Response: militarization and expansion of law enforcement; privatization and expansion of for-profit prison system (despite generally declining crime rates); legislative changes that largely criminalize dissent (including the wearing of masks, the photographing and filming of law enforcement personnel, the classification of most public gatherings as “unlawful,” and the categorization of certain speech acts as “terrorism”); an expansive and even pervasive web of on-line and urban/spatial surveillance to both dissuade and/or track/capture “trouble makers.”
Scenario planning, despite the utopian veneer, is about maintaining state and corporate advantage into the future.
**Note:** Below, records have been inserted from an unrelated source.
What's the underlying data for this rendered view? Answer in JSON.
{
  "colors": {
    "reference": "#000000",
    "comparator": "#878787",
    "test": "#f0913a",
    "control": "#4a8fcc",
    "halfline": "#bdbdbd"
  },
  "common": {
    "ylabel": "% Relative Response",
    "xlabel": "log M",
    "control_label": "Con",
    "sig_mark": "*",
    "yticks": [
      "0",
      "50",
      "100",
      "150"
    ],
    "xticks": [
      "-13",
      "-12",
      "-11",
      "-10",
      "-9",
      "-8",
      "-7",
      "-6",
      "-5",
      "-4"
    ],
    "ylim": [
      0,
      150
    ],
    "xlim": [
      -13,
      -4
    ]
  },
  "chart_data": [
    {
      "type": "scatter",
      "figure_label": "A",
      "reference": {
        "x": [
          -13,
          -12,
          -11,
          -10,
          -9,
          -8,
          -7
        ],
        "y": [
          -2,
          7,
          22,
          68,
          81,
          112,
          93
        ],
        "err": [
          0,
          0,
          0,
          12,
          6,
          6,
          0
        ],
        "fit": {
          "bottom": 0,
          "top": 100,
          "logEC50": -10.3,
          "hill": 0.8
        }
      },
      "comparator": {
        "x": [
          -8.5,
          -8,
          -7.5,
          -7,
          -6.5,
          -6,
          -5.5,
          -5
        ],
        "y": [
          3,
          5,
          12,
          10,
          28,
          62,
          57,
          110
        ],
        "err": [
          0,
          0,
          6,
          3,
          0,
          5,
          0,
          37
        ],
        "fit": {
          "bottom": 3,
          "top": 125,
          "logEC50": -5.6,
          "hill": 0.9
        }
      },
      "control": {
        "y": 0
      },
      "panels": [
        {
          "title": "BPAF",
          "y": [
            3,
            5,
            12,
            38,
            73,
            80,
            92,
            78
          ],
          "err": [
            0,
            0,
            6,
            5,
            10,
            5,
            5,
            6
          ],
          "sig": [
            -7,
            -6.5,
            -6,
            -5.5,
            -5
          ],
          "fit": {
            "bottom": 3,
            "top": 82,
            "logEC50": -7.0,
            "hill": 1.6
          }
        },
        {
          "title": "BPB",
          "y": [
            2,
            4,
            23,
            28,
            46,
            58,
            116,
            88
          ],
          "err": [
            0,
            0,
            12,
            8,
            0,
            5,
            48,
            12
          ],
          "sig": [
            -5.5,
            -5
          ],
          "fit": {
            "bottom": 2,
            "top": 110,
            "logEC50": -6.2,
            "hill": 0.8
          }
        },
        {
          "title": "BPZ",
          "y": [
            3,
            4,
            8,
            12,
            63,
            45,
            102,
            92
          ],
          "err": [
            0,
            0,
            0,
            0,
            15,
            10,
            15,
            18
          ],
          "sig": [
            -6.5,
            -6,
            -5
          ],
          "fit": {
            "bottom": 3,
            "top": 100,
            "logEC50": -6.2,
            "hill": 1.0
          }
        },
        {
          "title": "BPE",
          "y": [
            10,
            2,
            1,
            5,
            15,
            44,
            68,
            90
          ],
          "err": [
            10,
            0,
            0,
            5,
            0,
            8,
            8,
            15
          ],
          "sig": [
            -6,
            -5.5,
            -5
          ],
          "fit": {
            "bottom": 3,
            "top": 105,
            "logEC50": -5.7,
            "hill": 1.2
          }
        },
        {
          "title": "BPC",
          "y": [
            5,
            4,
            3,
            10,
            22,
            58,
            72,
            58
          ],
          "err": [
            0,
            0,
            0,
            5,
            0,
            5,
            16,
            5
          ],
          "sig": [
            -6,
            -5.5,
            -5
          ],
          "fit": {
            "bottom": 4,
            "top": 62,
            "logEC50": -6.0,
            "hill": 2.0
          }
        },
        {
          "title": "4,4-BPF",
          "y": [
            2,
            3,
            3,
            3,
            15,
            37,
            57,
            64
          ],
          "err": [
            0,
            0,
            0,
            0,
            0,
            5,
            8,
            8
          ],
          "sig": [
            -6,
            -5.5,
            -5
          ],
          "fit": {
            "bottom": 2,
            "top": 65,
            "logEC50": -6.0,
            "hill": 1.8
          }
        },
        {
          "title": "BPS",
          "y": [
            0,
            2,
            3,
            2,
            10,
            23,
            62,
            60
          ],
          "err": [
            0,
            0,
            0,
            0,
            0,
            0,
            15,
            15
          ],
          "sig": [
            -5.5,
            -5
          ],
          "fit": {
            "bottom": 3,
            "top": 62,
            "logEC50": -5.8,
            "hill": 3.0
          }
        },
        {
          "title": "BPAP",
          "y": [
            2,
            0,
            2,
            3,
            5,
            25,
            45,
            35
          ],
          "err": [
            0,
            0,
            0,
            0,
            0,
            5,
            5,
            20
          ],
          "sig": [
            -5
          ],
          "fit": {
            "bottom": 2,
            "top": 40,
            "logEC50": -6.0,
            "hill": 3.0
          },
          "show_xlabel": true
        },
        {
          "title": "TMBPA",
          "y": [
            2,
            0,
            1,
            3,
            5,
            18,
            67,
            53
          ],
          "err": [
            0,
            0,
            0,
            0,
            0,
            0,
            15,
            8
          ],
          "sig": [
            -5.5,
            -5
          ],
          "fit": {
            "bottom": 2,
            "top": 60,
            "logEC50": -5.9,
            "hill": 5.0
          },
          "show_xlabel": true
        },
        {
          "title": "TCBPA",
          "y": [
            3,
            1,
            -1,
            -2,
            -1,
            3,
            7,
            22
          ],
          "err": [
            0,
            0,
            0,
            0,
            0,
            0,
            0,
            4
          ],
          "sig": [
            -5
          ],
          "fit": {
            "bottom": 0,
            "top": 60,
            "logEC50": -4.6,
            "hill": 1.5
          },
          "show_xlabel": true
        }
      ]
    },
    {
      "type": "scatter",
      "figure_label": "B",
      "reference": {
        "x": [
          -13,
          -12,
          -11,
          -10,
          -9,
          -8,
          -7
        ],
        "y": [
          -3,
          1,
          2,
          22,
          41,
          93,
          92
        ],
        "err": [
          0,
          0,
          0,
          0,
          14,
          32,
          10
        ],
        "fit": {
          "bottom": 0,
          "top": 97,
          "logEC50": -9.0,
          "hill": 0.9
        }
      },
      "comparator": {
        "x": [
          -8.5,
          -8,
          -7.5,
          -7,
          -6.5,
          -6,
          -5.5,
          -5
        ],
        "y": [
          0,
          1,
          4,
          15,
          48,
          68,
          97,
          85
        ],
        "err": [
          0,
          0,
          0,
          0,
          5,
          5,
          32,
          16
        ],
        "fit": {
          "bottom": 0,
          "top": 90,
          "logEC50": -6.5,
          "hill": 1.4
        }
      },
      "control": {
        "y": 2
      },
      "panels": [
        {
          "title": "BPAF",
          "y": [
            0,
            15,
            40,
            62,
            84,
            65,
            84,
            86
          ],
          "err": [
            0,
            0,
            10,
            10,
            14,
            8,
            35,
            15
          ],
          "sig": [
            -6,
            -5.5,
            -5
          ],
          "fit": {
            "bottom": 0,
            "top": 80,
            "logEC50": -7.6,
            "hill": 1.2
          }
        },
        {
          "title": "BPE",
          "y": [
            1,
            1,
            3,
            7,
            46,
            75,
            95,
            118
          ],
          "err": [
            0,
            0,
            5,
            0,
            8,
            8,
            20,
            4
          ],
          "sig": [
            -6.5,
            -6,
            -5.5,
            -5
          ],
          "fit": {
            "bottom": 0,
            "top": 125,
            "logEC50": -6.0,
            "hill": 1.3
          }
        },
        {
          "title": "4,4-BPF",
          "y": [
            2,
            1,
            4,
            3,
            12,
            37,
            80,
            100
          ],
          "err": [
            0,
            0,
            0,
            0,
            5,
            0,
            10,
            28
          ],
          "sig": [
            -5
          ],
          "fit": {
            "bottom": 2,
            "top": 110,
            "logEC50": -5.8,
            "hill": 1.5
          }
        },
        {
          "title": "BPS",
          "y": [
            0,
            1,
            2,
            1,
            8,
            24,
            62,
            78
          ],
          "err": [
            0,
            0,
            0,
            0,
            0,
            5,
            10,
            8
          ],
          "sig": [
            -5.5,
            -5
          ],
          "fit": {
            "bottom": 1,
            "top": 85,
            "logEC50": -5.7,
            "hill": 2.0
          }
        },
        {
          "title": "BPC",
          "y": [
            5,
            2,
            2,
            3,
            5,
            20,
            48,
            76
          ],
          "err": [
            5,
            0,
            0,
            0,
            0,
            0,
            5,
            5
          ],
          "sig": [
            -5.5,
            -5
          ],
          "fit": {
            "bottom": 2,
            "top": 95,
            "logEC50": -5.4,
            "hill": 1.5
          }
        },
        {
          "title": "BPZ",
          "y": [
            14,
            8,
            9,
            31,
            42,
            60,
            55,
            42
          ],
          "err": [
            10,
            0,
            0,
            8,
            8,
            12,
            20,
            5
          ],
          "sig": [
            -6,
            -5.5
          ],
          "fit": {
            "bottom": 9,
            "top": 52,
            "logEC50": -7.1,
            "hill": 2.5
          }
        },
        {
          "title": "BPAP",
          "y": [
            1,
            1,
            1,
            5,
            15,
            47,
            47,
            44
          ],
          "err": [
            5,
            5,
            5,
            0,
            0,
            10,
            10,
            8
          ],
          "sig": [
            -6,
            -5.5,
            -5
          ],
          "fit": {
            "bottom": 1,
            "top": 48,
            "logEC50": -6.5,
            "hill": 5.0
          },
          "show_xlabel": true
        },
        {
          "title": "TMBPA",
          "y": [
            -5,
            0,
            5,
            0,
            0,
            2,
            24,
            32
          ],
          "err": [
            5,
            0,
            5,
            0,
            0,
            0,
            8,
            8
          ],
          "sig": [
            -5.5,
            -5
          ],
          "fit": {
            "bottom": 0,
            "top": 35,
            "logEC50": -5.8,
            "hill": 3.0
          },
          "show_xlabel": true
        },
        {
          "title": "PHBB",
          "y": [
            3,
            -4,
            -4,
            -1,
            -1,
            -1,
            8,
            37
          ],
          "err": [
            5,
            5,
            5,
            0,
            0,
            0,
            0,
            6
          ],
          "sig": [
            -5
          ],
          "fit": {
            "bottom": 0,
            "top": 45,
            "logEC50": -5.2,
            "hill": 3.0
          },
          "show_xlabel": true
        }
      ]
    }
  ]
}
It is about future increase and future stability for those to whose advantage more and more of the same unfolds. “Visualize how the future could unfold and create a new and different business ‘landscape.’” But the landscapes are all still business landscapes and no other landscapes exist or could plausibly come to be.
The future is not a scenario it’s what we will one day become, breathing or not, drinking clean water or not, dwelling in liveable communities—or not. We walk backwards with difficulty into an access no one sees no one possesses no one’s home. Go free but go carefully.
I want a scenario no company has purchased futurists to offer means of accumulation 1) or means of accumulation 2)—your choice either way we win no thanks no thanks I choose not to choose what’s on the table now. No pipelines. No future burnt and spilt.